Six Chips, One System
Unlike previous generations where the GPU did most of the heavy lifting, Rubin is a tightly integrated six-chip platform:
- Vera CPU — NVIDIA's custom ARM-based processor
- Rubin GPU — The next-generation AI accelerator
- NVLink 6 Switch — High-speed chip-to-chip interconnect
- ConnectX-9 SuperNIC — Network interface for data center fabric
- BlueField-4 DPU — Data processing unit for infrastructure offload
- Spectrum-6 Ethernet Switch — Data center networking
The key insight is extreme codesign: all six chips were developed together to eliminate bottlenecks between compute, memory, and networking.

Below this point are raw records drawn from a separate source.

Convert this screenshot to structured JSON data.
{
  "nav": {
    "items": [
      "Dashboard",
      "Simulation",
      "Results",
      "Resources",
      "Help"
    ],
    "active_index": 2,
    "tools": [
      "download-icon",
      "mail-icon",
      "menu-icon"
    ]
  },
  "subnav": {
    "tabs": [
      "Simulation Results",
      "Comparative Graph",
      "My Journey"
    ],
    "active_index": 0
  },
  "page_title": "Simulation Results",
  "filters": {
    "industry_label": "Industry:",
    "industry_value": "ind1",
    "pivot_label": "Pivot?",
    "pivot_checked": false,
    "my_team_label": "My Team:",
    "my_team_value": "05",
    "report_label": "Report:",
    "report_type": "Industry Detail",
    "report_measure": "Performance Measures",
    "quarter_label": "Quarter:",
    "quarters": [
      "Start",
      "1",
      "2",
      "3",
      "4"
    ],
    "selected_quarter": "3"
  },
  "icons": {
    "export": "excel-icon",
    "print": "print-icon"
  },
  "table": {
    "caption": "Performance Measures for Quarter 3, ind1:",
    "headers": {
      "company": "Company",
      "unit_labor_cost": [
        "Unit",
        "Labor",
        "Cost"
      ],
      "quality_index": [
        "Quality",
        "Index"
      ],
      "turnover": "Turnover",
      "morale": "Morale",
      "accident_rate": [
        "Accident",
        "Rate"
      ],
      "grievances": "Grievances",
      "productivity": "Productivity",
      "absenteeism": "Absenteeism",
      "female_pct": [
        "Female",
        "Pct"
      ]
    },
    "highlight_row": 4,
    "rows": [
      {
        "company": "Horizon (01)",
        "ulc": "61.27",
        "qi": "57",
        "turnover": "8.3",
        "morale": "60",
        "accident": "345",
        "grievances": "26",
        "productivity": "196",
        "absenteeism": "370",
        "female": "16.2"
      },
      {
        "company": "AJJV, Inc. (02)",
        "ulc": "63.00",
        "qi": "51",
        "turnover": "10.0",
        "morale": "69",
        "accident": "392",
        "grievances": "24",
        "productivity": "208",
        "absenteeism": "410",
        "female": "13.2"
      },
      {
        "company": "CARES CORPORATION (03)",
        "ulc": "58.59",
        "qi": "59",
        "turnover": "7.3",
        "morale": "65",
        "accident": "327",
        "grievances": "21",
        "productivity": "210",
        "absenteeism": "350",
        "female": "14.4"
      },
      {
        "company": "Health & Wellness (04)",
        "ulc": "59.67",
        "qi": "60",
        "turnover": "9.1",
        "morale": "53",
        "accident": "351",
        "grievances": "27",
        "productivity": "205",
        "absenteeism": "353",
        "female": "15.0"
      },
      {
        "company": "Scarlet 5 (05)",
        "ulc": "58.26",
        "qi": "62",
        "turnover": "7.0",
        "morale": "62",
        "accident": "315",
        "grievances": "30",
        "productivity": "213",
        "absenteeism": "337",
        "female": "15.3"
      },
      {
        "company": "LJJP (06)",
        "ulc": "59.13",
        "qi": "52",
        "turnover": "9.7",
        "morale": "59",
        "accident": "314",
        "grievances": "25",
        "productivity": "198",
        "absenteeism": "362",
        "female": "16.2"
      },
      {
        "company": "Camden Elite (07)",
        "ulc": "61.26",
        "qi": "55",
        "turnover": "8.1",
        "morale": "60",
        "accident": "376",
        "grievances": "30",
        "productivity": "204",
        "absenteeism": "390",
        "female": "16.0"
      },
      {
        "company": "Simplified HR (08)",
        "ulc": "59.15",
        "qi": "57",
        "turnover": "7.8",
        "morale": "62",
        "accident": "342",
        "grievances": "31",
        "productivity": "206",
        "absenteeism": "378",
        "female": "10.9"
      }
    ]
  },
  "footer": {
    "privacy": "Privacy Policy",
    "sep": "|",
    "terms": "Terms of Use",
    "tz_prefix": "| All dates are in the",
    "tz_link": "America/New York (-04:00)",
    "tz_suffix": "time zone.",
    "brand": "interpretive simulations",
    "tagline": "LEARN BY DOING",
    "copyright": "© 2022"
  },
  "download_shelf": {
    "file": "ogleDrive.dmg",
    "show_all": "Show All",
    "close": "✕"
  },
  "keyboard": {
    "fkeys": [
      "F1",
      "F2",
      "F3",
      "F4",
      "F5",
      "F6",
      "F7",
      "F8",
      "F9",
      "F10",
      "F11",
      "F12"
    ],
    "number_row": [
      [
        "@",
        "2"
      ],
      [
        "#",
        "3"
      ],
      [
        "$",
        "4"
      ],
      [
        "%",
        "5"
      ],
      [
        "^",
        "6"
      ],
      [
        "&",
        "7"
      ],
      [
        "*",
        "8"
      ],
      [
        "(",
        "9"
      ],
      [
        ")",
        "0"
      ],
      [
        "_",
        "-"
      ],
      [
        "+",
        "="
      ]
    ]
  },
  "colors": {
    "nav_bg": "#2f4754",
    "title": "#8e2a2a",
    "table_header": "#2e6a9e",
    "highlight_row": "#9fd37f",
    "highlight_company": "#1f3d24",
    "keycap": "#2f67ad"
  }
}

The result is 3.6 terabytes per second of bandwidth per GPU and 260 TB/s of total connectivity.
The Numbers That Matter
Compared to Blackwell, Rubin delivers:
- 10x reduction in inference cost per token
- 4x fewer GPUs needed to train mixture-of-experts (MoE) models
- 2x raw performance increase over Blackwell
For enterprises running large language models in production, that 10x inference cost reduction is the headline number. It means the same workload that costs $100,000/month on Blackwell could run for $10,000 on Rubin — or the same budget buys 10x more throughput.
Who Gets It First
Rubin is already in full production, with partner products shipping in the second half of 2026. AWS, Google Cloud, Microsoft Azure, and Oracle Cloud will be among the first to offer Rubin-based instances. Cloud partners CoreWeave, Lambda, Nebius, and Nscale are also in the first wave.
Built for Agentic AI
NVIDIA is positioning Rubin specifically for the agentic AI workloads that are defining 2026: autonomous reasoning systems that chain multiple model calls together, maintain long contexts, and interact with external tools. These workloads are inference-heavy and latency-sensitive — exactly where Rubin's architecture is optimized.
GTC Preview
With NVIDIA's GTC conference set for March 16, CEO Jensen Huang has hinted at "several new chips the world has never seen before." Whether that means Rubin Ultra variants or something entirely new, the AI compute race shows no signs of slowing down.
Rubin doesn't just raise the performance ceiling — it fundamentally changes the economics of running AI at scale.